Dinner with Pino and Lucia
There were smells that seeped out of the oven and from the pots on the stove. Anatomically speaking the heart was next to the stomach, and when we all sat down for a meal at Pino and Lucia’s house, the stomach was the heart.
The genius of Italian cooking is like a form of alchemy in its combination of simple ingredients that make up an unforgettable meal. It wasn't art on the plate with a sprig of this and a squirt of that for decoration intended to seduce the diner. The secret is its honesty, a cuisine speaking of places and origins, not only the bounty of the fertile fields and hillsides, but food enriched by the generous spirit of the Italian people.
Whenever the opportunity arises, I try to glean new recipes from whoever is cooking or at least pick up a few tips.
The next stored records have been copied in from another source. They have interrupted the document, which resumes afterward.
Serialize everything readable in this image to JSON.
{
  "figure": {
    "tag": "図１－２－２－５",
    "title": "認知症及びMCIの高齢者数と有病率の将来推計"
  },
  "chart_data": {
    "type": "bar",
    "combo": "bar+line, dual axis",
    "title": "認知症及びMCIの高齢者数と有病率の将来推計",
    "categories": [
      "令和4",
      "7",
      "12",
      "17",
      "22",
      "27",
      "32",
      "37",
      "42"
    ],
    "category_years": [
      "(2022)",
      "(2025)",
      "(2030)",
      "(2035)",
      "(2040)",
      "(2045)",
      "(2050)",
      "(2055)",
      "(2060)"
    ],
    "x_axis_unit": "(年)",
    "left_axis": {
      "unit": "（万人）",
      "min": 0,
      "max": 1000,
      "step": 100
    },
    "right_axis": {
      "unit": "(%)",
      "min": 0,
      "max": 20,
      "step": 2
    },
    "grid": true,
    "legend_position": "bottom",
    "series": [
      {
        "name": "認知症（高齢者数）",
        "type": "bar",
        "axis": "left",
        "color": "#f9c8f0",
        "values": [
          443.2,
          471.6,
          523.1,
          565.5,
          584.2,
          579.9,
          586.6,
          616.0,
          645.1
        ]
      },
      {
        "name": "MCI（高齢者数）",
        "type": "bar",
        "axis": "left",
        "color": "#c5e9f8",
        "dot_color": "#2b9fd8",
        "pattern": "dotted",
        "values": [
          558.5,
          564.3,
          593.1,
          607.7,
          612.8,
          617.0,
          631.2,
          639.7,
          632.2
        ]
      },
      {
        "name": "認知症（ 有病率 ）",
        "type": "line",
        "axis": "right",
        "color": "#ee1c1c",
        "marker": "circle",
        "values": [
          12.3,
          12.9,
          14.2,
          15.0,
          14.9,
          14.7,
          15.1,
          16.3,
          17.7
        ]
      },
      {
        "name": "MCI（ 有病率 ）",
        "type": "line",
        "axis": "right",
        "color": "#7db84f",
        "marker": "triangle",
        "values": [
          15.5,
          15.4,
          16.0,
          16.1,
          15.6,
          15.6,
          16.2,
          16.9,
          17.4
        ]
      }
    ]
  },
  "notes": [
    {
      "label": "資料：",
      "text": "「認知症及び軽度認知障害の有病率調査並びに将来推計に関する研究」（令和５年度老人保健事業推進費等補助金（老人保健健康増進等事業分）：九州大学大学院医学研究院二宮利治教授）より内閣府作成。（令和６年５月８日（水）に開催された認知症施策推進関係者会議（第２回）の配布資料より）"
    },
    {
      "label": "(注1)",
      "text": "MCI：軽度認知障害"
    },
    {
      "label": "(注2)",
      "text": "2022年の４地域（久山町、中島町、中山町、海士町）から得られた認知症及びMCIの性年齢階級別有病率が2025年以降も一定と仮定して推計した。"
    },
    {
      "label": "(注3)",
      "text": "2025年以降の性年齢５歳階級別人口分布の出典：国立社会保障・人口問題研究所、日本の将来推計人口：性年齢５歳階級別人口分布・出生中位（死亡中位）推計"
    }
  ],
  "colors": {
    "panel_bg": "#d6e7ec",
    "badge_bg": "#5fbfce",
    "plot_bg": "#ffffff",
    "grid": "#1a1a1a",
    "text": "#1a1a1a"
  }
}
I stood in the narrow, utilitarian kitchen of our hostess, Lucia, and watched her as she prepared one of her specialties, “risotto di zucca,” pumpkin risotto, a deceptively simple and elegant dish, but one that requires patience and attention. As usual, I learned more by observation and osmosis, than I did by listening to her instructions, rendered in melodious, rapid Italian, most of which sailed on past me. She lowered the flame on the thick bottomed pot and stirred Arborio rice into bubbling oil, then added the vegetable stock that she had made earlier, a little at a time, until the rice was bathing in a milky bath of starch. She stirred adding more stock, repeating the procedure a half dozen times as the grains absorbed the liquid, and in between tended to the thick slices of pumpkin sprinkled with oil and a touch of garlic and rosemary that she had simmering on another burner.
When they were soft, she mashed them with a fork and mixed them into the rice, then added more of the vegetable stock. As the ingredients blended, the rice changed hue, from a light yellow to pale orange. She stirred for a few more minutes, scraping from the bottom up, unhurried and watchful, so that it didn’t stick. If the flame was too high and the rice swelled too quickly, it would lose its creamy consistency and become pasty and heavy. As she stirred, I remembered some useful advice “a perfect risotto should flow smoothly from the pot like lava down a mountain side."